If you are going to allow the local Kiwanis club to meet there, you have to let the tea partiers also. No viewpoint discrimination allowed. That has always been my understanding.
Jamie Abbott says
Wow It seems pretty dad gum cheap, its a great deal for churches no building maintenance full meeting place , perhaps a rate increase would be in order considering today’s cost of power and the obvious demand, but what are the stipulations that define the groups who may use the facilitys.
Atilla says
The first post hit the point. Like the group or not the facilities are taxpayer supported and in my humble opinion should be available at a break even or cost offsetting profit to any group within the laws of the land. Democratic, Republican, Christian, Atheist should all be welcome.
BW says
These are taxpayer buildings and as long as these events are not disrupting the educational environment and the expenses are being paid for, I think groups like these (religious and political) should be able to meet there. I am not a fan of the Tea Party group, but to each their own and I see no issue with them meeting there.
starfarter says
can i have my”christians who still love rumor mills” meetings there?
c. monroe says
It seems we forget we ALL pay taxes for these buildings. Meetings we had in them should not disrupt the purpose they were built for. On theother hand, these buildings are not being used 24-7. These groups help with the cost of these buildings. If these rents were added up in Flagler County, it would be ahuge amount. Each year these churches have to sign a contract with the schools for thousands of dollars in rent. We are grateful for this , but belive me having our own facility is wonderful. Years ago the one room schoolhouse was used for church on sunday and school all week. In a time when everyone wants to get the most for their tax money, this seems like the best answer for all of us-taxpayers-churches-political functions-home shows-etc.
Pierre Tristam says
I agree with c. monroe in the main, especially considering the revenue the rentals bring in. But the direction the school board is currently taking–that if you offer public school facilities to one group, you must offer them to all–is based on a common misconception that happens to be constitutionally untenable (recent misguided Supreme Court rulings notwithstanding): If the school board were to open its schoolhouse doors to political or civil organizations, it’s true that it must open them to all.
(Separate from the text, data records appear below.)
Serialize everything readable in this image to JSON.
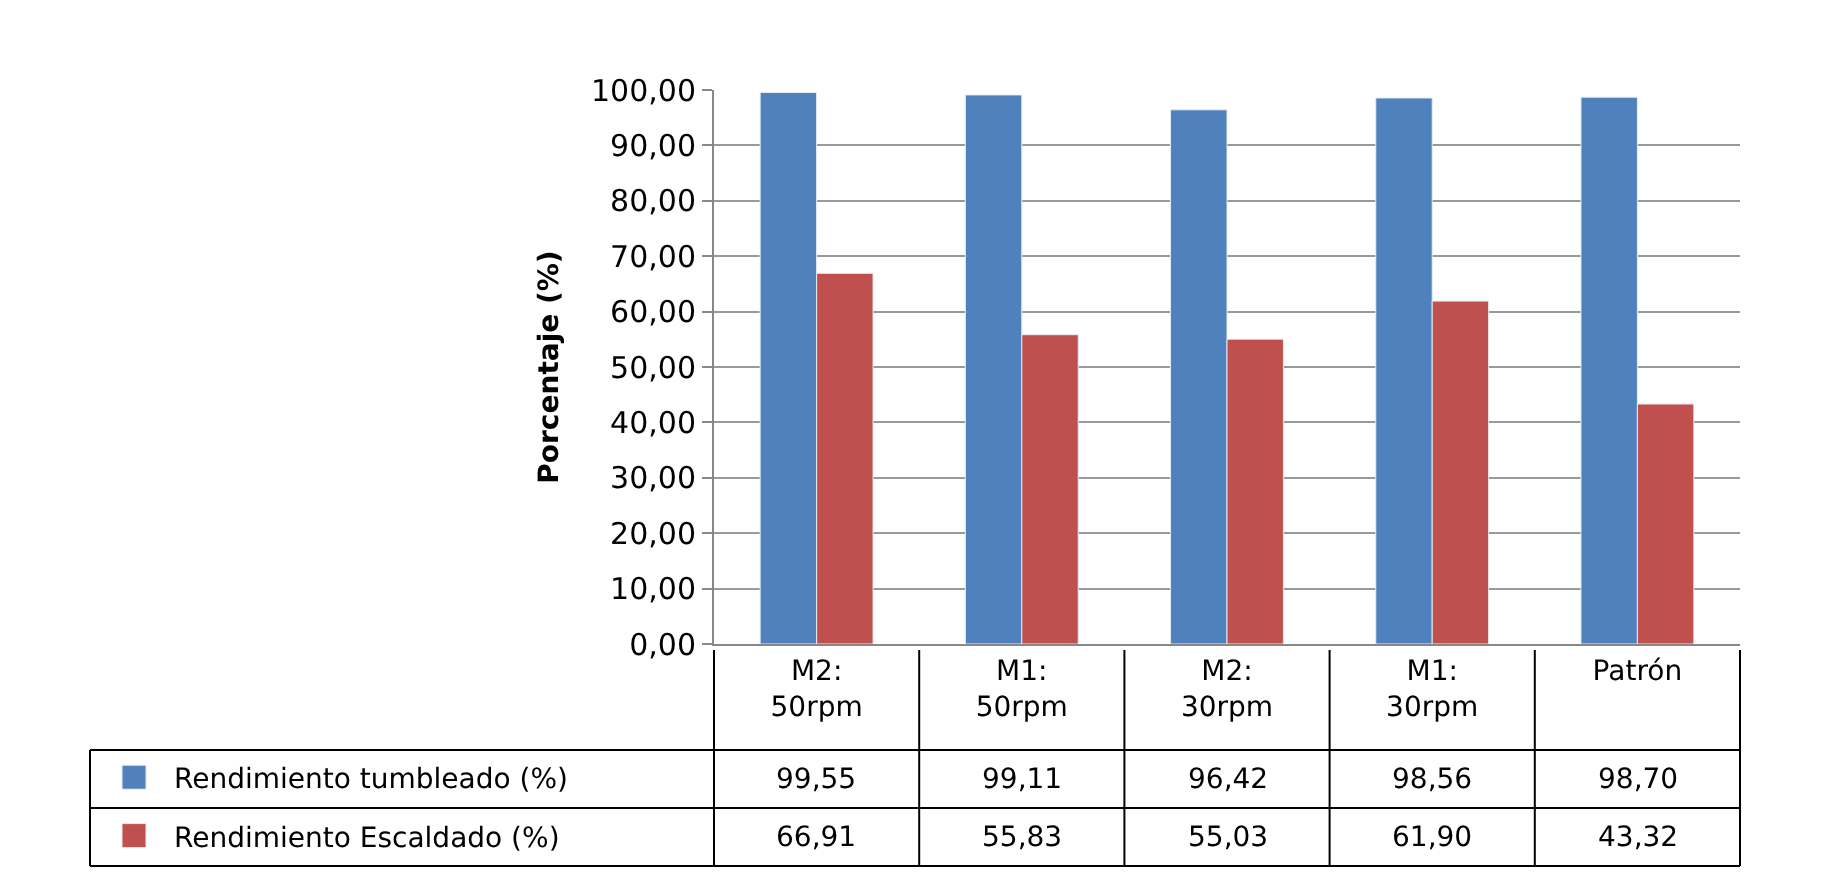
{
  "chart_data": {
    "type": "bar",
    "ylabel": "Porcentaje (%)",
    "categories": [
      "M2: 50rpm",
      "M1: 50rpm",
      "M2: 30rpm",
      "M1: 30rpm",
      "Patrón"
    ],
    "series": [
      {
        "name": "Rendimiento tumbleado (%)",
        "color": "#4f81bd",
        "values": [
          99.55,
          99.11,
          96.42,
          98.56,
          98.7
        ],
        "value_labels": [
          "99,55",
          "99,11",
          "96,42",
          "98,56",
          "98,70"
        ]
      },
      {
        "name": "Rendimiento Escaldado (%)",
        "color": "#c0504d",
        "values": [
          66.91,
          55.83,
          55.03,
          61.9,
          43.32
        ],
        "value_labels": [
          "66,91",
          "55,83",
          "55,03",
          "61,90",
          "43,32"
        ]
      }
    ],
    "ylim": [
      0,
      100
    ],
    "yticks": [
      {
        "value": 0,
        "label": "0,00"
      },
      {
        "value": 10,
        "label": "10,00"
      },
      {
        "value": 20,
        "label": "20,00"
      },
      {
        "value": 30,
        "label": "30,00"
      },
      {
        "value": 40,
        "label": "40,00"
      },
      {
        "value": 50,
        "label": "50,00"
      },
      {
        "value": 60,
        "label": "60,00"
      },
      {
        "value": 70,
        "label": "70,00"
      },
      {
        "value": 80,
        "label": "80,00"
      },
      {
        "value": 90,
        "label": "90,00"
      },
      {
        "value": 100,
        "label": "100,00"
      }
    ],
    "grid": "y",
    "legend": "bottom left"
  }
}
But it doesn’t follow that it would have to open them up to church or religious organizations, as it already does. It would be entirely in the school board’s legal rights to deny the use of school buildings to religious organizations specifically, because the First Amendment’s Establishment clause singles out religion, specifically prohibiting government from endorsing it in any way, while just as specifically prohibiting government from abridging any other form of speech. In essence, from a constitutionally Scalian perspective, it doesn’t get any more black and white than this: all political and cultural and civic and whatever else sort of groups must be given access to the school house as part of its community functions, but religious organizations must specifically be barred from the same access. Of course, we’re not there either constitutionally or locally. Churches’ use of Flagler school buildings isn’t in question, while political uses are–an ironic reversal that the Flagler school board is about to ratify in its rewritten policy and handbook controlling those uses.
P Kelly says
Without quoting the opinion of any legal scholar, or using the phrase “separation of church and state”; can someone please ‘splain to me how “Congress shall make no law respecting the establishment of religion…” bars a local school board from renting its facilities to a religious organization? How about the prohibition of a student-led prayer prior to an football game?
I think it’s a hell of a lot easier to understand how barring of such activity is a violation of the the part of the First Amendment that seems to be so often forgotten – “or prohibiting the free excercise thereof.”